Sanggahan (Ta’qib) atas pendapat tersebut akan diuraikan sebagai berikut :


Beberapa hadits Rasulullah shallallaahu ‘alaihi wasallam yang shahih
telah menjelaskan kepada kita bagaimana posisi tangan ketika berdiri
dalam shalat. Diantaranya adalah hadits :


كان الناس يؤمرون أن يضع الرجل اليد اليمنى على ذراعه اليسرى في الصلاة
“Adalah para shahabat diperintahkan (oleh Nabi shallallaahu ‘alaihi
wasallam) bahwa seseorang agar meletakkan tangan kanannya di atas
hasta kirinya dalam shalat”
[HR. Al-Bukhari no. 740 dari Sahl bin Sa’d radliyallaahu ‘anhu].
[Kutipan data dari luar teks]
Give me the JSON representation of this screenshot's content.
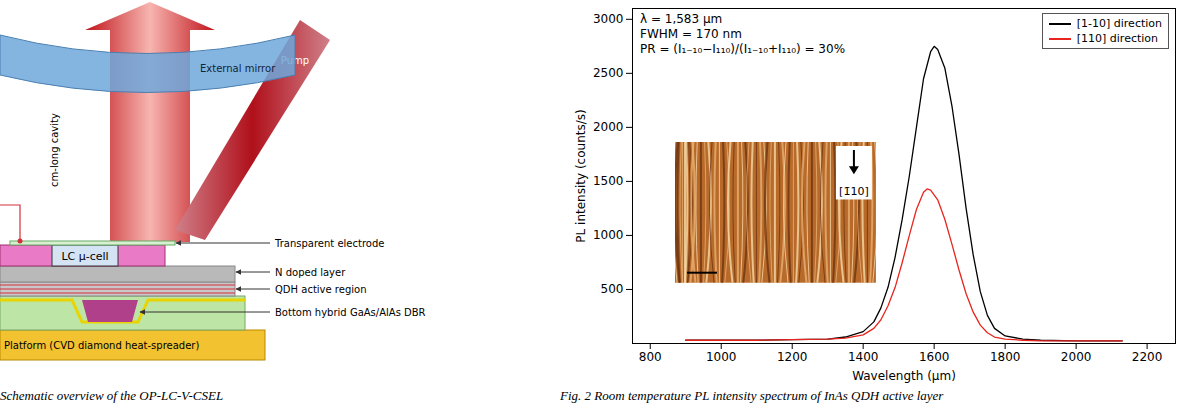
{
  "diagram": {
    "external_mirror": "External mirror",
    "pump": "Pump",
    "cavity": "cm-long cavity",
    "lc_cell": "LC µ-cell",
    "platform": "Platform (CVD diamond heat-spreader)",
    "layers": [
      "Transparent electrode",
      "N doped layer",
      "QDH active region",
      "Bottom hybrid GaAs/AlAs DBR"
    ]
  },
  "chart_data": {
    "type": "line",
    "x_label": "Wavelength (µm)",
    "y_label": "PL intensity (counts/s)",
    "xlim": [
      750,
      2280
    ],
    "xticks": [
      800,
      1000,
      1200,
      1400,
      1600,
      1800,
      2000,
      2200
    ],
    "ylim": [
      0,
      3100
    ],
    "yticks": [
      500,
      1000,
      1500,
      2000,
      2500,
      3000
    ],
    "grid": false,
    "legend": "top-right",
    "annotations": [
      "λ = 1,583 µm",
      "FWHM = 170 nm",
      "PR = (I₁₋₁₀−I₁₁₀)/(I₁₋₁₀+I₁₁₀) = 30%"
    ],
    "inset_label": "[1̄10]",
    "series": [
      {
        "name": "[1-10] direction",
        "color": "#000000",
        "x": [
          900,
          1000,
          1100,
          1200,
          1300,
          1350,
          1400,
          1430,
          1450,
          1470,
          1490,
          1510,
          1530,
          1550,
          1570,
          1590,
          1600,
          1610,
          1630,
          1650,
          1670,
          1690,
          1710,
          1730,
          1750,
          1770,
          1800,
          1850,
          1900,
          2000,
          2130
        ],
        "values": [
          30,
          30,
          30,
          35,
          40,
          60,
          110,
          200,
          330,
          520,
          800,
          1150,
          1550,
          2000,
          2450,
          2700,
          2750,
          2720,
          2550,
          2200,
          1750,
          1250,
          820,
          480,
          260,
          140,
          70,
          40,
          30,
          25,
          25
        ]
      },
      {
        "name": "[110] direction",
        "color": "#e8251f",
        "x": [
          900,
          1000,
          1100,
          1200,
          1300,
          1350,
          1400,
          1430,
          1450,
          1470,
          1490,
          1510,
          1530,
          1550,
          1570,
          1580,
          1590,
          1610,
          1630,
          1650,
          1670,
          1690,
          1710,
          1730,
          1750,
          1770,
          1800,
          1850,
          1900,
          2000,
          2130
        ],
        "values": [
          30,
          30,
          30,
          35,
          40,
          50,
          80,
          140,
          220,
          350,
          520,
          750,
          1000,
          1240,
          1400,
          1430,
          1420,
          1330,
          1150,
          920,
          680,
          460,
          290,
          170,
          100,
          60,
          40,
          30,
          25,
          25,
          25
        ]
      }
    ]
  },
  "captions": [
    "Schematic overview of the OP-LC-V-CSEL",
    "Fig. 2 Room temperature PL intensity spectrum of InAs QDH active layer"
  ]
}
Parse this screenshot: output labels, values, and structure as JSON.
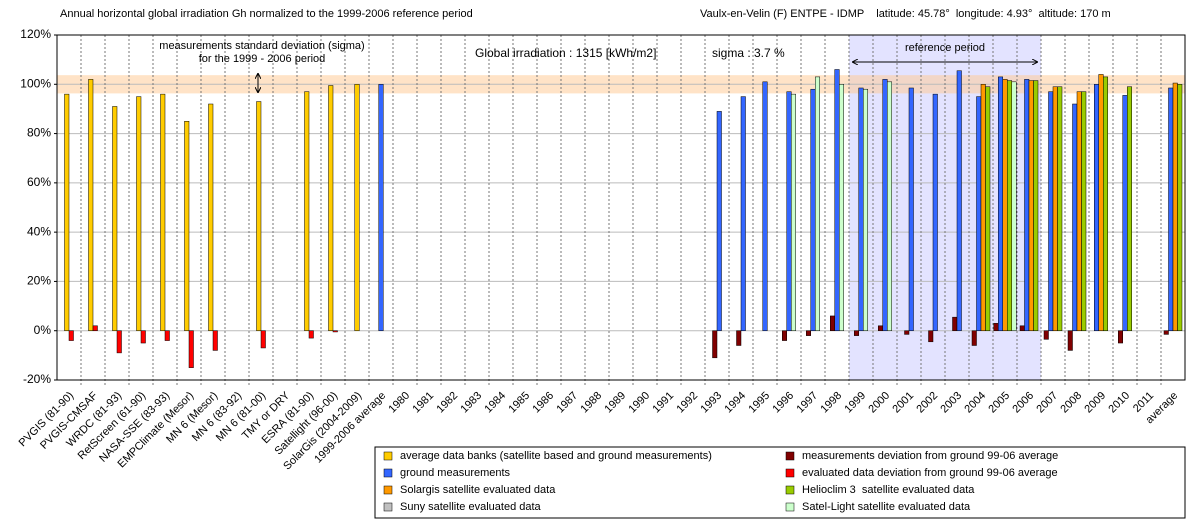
{
  "chart_data": {
    "type": "bar",
    "title": "Annual horizontal global irradiation Gh normalized to the 1999-2006 reference period",
    "subtitle": "Vaulx-en-Velin (F) ENTPE - IDMP    latitude: 45.78°  longitude: 4.93°  altitude: 170 m",
    "annotations": [
      "measurements standard deviation (sigma)",
      "for the 1999 - 2006 period",
      "Global irradiation : 1315 [kWh/m2]",
      "sigma : 3.7 %",
      "reference period"
    ],
    "sigma_band": [
      96.3,
      103.7
    ],
    "reference_band": {
      "from": "1999",
      "to": "2006"
    },
    "categories": [
      "PVGIS (81-90)",
      "PVGIS-CMSAF",
      "WRDC (81-93)",
      "RetScreen (61-90)",
      "NASA-SSE (83-93)",
      "EMPClimate (Mesor)",
      "MN 6 (Mesor)",
      "MN 6 (83-92)",
      "MN 6 (81-00)",
      "TMY or DRY",
      "ESRA (81-90)",
      "Satellight (96-00)",
      "SolarGis (2004-2009)",
      "1999-2006 average",
      "1980",
      "1981",
      "1982",
      "1983",
      "1984",
      "1985",
      "1986",
      "1987",
      "1988",
      "1989",
      "1990",
      "1991",
      "1992",
      "1993",
      "1994",
      "1995",
      "1996",
      "1997",
      "1998",
      "1999",
      "2000",
      "2001",
      "2002",
      "2003",
      "2004",
      "2005",
      "2006",
      "2007",
      "2008",
      "2009",
      "2010",
      "2011",
      "average"
    ],
    "series": [
      {
        "name": "average data banks (satellite based and ground measurements)",
        "color": "#ffcc00",
        "values": [
          96,
          102,
          91,
          95,
          96,
          85,
          92,
          null,
          93,
          null,
          97,
          99.5,
          100,
          null,
          null,
          null,
          null,
          null,
          null,
          null,
          null,
          null,
          null,
          null,
          null,
          null,
          null,
          null,
          null,
          null,
          null,
          null,
          null,
          null,
          null,
          null,
          null,
          null,
          null,
          null,
          null,
          null,
          null,
          null,
          null,
          null,
          null
        ]
      },
      {
        "name": "ground measurements",
        "color": "#3366ff",
        "values": [
          null,
          null,
          null,
          null,
          null,
          null,
          null,
          null,
          null,
          null,
          null,
          null,
          null,
          100,
          null,
          null,
          null,
          null,
          null,
          null,
          null,
          null,
          null,
          null,
          null,
          null,
          null,
          89,
          95,
          101,
          97,
          98,
          106,
          98.5,
          102,
          98.5,
          96,
          105.5,
          95,
          103,
          102,
          97,
          92,
          100,
          95.5,
          null,
          98.5
        ]
      },
      {
        "name": "Solargis satellite evaluated data",
        "color": "#ff9900",
        "values": [
          null,
          null,
          null,
          null,
          null,
          null,
          null,
          null,
          null,
          null,
          null,
          null,
          null,
          null,
          null,
          null,
          null,
          null,
          null,
          null,
          null,
          null,
          null,
          null,
          null,
          null,
          null,
          null,
          null,
          null,
          null,
          null,
          null,
          null,
          null,
          null,
          null,
          null,
          100,
          102,
          101.5,
          99,
          97,
          104,
          null,
          null,
          100.5
        ]
      },
      {
        "name": "Suny satellite evaluated data",
        "color": "#c0c0c0",
        "values": [
          null,
          null,
          null,
          null,
          null,
          null,
          null,
          null,
          null,
          null,
          null,
          null,
          null,
          null,
          null,
          null,
          null,
          null,
          null,
          null,
          null,
          null,
          null,
          null,
          null,
          null,
          null,
          null,
          null,
          null,
          null,
          null,
          null,
          null,
          null,
          null,
          null,
          null,
          null,
          null,
          null,
          null,
          null,
          null,
          null,
          null,
          null
        ]
      },
      {
        "name": "measurements deviation from ground 99-06 average",
        "color": "#800000",
        "values": [
          null,
          null,
          null,
          null,
          null,
          null,
          null,
          null,
          null,
          null,
          null,
          null,
          null,
          null,
          null,
          null,
          null,
          null,
          null,
          null,
          null,
          null,
          null,
          null,
          null,
          null,
          null,
          -11,
          -6,
          null,
          -4,
          -2,
          6,
          -2,
          2,
          -1.5,
          -4.5,
          5.5,
          -6,
          3,
          2,
          -3.5,
          -8,
          null,
          -5,
          null,
          -1.5
        ]
      },
      {
        "name": "evaluated data deviation from ground 99-06 average",
        "color": "#ff0000",
        "values": [
          -4,
          2,
          -9,
          -5,
          -4,
          -15,
          -8,
          null,
          -7,
          null,
          -3,
          -0.5,
          null,
          null,
          null,
          null,
          null,
          null,
          null,
          null,
          null,
          null,
          null,
          null,
          null,
          null,
          null,
          null,
          null,
          null,
          null,
          null,
          null,
          null,
          null,
          null,
          null,
          null,
          null,
          null,
          null,
          null,
          null,
          null,
          null,
          null,
          null
        ]
      },
      {
        "name": "Helioclim 3  satellite evaluated data",
        "color": "#99cc00",
        "values": [
          null,
          null,
          null,
          null,
          null,
          null,
          null,
          null,
          null,
          null,
          null,
          null,
          null,
          null,
          null,
          null,
          null,
          null,
          null,
          null,
          null,
          null,
          null,
          null,
          null,
          null,
          null,
          null,
          null,
          null,
          null,
          null,
          null,
          null,
          null,
          null,
          null,
          null,
          99,
          101.5,
          101.5,
          99,
          97,
          103,
          99,
          null,
          100
        ]
      },
      {
        "name": "Satel-Light satellite evaluated data",
        "color": "#ccffcc",
        "values": [
          null,
          null,
          null,
          null,
          null,
          null,
          null,
          null,
          null,
          null,
          null,
          null,
          null,
          null,
          null,
          null,
          null,
          null,
          null,
          null,
          null,
          null,
          null,
          null,
          null,
          null,
          null,
          null,
          null,
          null,
          96,
          103,
          100,
          98,
          101,
          null,
          null,
          null,
          null,
          101,
          null,
          null,
          null,
          null,
          null,
          null,
          null
        ]
      }
    ],
    "ylim": [
      -20,
      120
    ],
    "yticks": [
      {
        "value": -20,
        "label": "-20%"
      },
      {
        "value": 0,
        "label": "0%"
      },
      {
        "value": 20,
        "label": "20%"
      },
      {
        "value": 40,
        "label": "40%"
      },
      {
        "value": 60,
        "label": "60%"
      },
      {
        "value": 80,
        "label": "80%"
      },
      {
        "value": 100,
        "label": "100%"
      },
      {
        "value": 120,
        "label": "120%"
      }
    ],
    "grid": true
  }
}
إنا معشر الأنبياء أمرنا أن نؤخر سحورنا ونعجل فطرنا وأن نمسك بأيماننا على شمائلنا في صلاتن
 ا

“Sesungguhnya kami para nabi telah diperintahkan untuk
mengakhirkan sahur kami, menyegerakan buka puasa kami, dan untuk
mengeratkan tangan-tangan kanan kami di atas tangan-tangan kiri kami
dalam shalat”
[HR. Ibnu Hibban dalam Shahih-nya no. 1770].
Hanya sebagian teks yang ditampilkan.